WARTABANJAR.COM, PARINGIN– Polemik penetapan status tersangka terhadap mantan Sekretaris Daerah (Sekda) Balangan, Sutikno, terus bergulir.

Tim kuasa hukumnya kini melangkah lebih jauh dengan melaporkan Kejaksaan Negeri (Kejari) Balangan ke sejumlah lembaga pengawas hukum nasional.

Langkah itu diambil usai sidang lanjutan praperadilan di Pengadilan Negeri Paringin, Jumat (10/10/2025).

Kuasa hukum Sutikno, Hottua Manalu, menegaskan bahwa laporan tersebut telah dikirimkan ke Komisi Kejaksaan RI, Jaksa Agung Muda Bidang Pengawasan, serta ditembuskan ke Komisi Yudisial, Komnas HAM, Mahkamah Agung, dan Komisi III DPR RI.

“Tujuan kami bukan semata membela klien, tetapi memastikan proses hukum berjalan sesuai aturan. Kami melihat ada dugaan penyalahgunaan wewenang dan pelanggaran etik dalam penetapan tersangka ini,” ujar Hottua.

Menurutnya, penetapan Sutikno sebagai tersangka dalam kasus dugaan korupsi dana hibah Majelis Taklim Al-Hamid dilakukan tanpa prosedur yang semestinya.

Ia menilai, pada 17 September 2025, Sutikno datang sebagai saksi, namun pada hari yang sama langsung ditetapkan sebagai tersangka tanpa proses pemeriksaan sebagai calon tersangka.

“Ini tidak wajar. Tidak ada hasil audit resmi, belum ada dua alat bukti yang kuat, tetapi klien kami langsung ditahan. Itu pelanggaran serius terhadap asas due process of law,” tegasnya.

Pihak kuasa hukum juga meminta sejumlah lembaga pengawas seperti Mahkamah Agung dan Komisi Yudisial turut memantau jalannya sidang praperadilan agar berjalan independen dan bebas intervensi.

“Sidang ini bukan hanya soal Sutikno, namun tentang tegaknya keadilan di negeri ini. Jangan sampai hukum dijadikan alat kekuasaan,” tambah Hottua.

Sementara itu, Kasi Pidana Khusus Kejari Balangan, Nur Rachmansyah, menegaskan bahwa penetapan Sutikno sebagai tersangka sudah sesuai dengan prosedur yang berlaku.

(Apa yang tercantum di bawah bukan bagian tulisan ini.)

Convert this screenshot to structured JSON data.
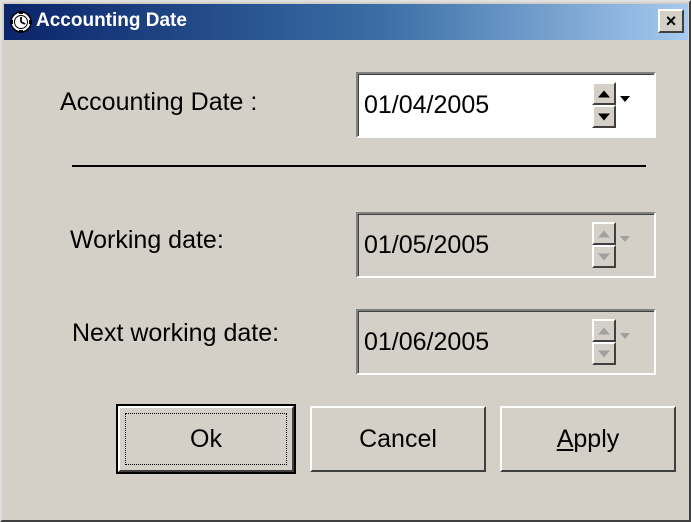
{
  "window": {
    "title": "Accounting Date",
    "close_glyph": "×",
    "icon": "clock-icon"
  },
  "fields": {
    "accounting_date": {
      "label": "Accounting Date :",
      "value": "01/04/2005",
      "enabled": true
    },
    "working_date": {
      "label": "Working date:",
      "value": "01/05/2005",
      "enabled": false
    },
    "next_working_date": {
      "label": "Next working date:",
      "value": "01/06/2005",
      "enabled": false
    }
  },
  "buttons": {
    "ok": "Ok",
    "cancel": "Cancel",
    "apply_accel": "A",
    "apply_rest": "pply"
  },
  "colors": {
    "face": "#d4d0c8",
    "title_start": "#0a246a",
    "title_end": "#a6caf0"
  }
}
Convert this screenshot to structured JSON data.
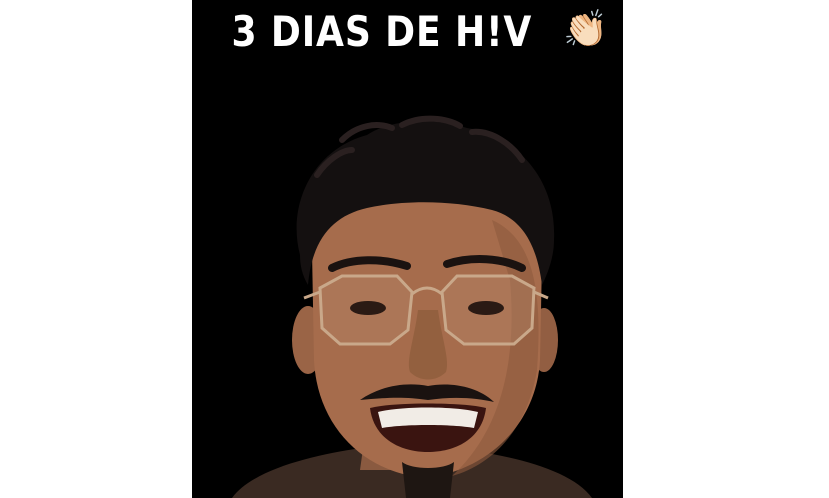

“Tidak ada tindakan sewenang-wenang. Semua dilakukan berdasarkan bukti dan mekanisme hukum yang jelas,” ujarnya.

Rachmansyah juga menyinggung bahwa ahli yang dihadirkan pihak kejaksaan telah memaparkan secara jelas dasar hukum dan batasan praperadilan sebagaimana diatur dalam UU KUHAP, putusan Mahkamah Konstitusi Nomor 21/PUU-XII/2014, dan SEMA Nomor 4 Tahun 2016.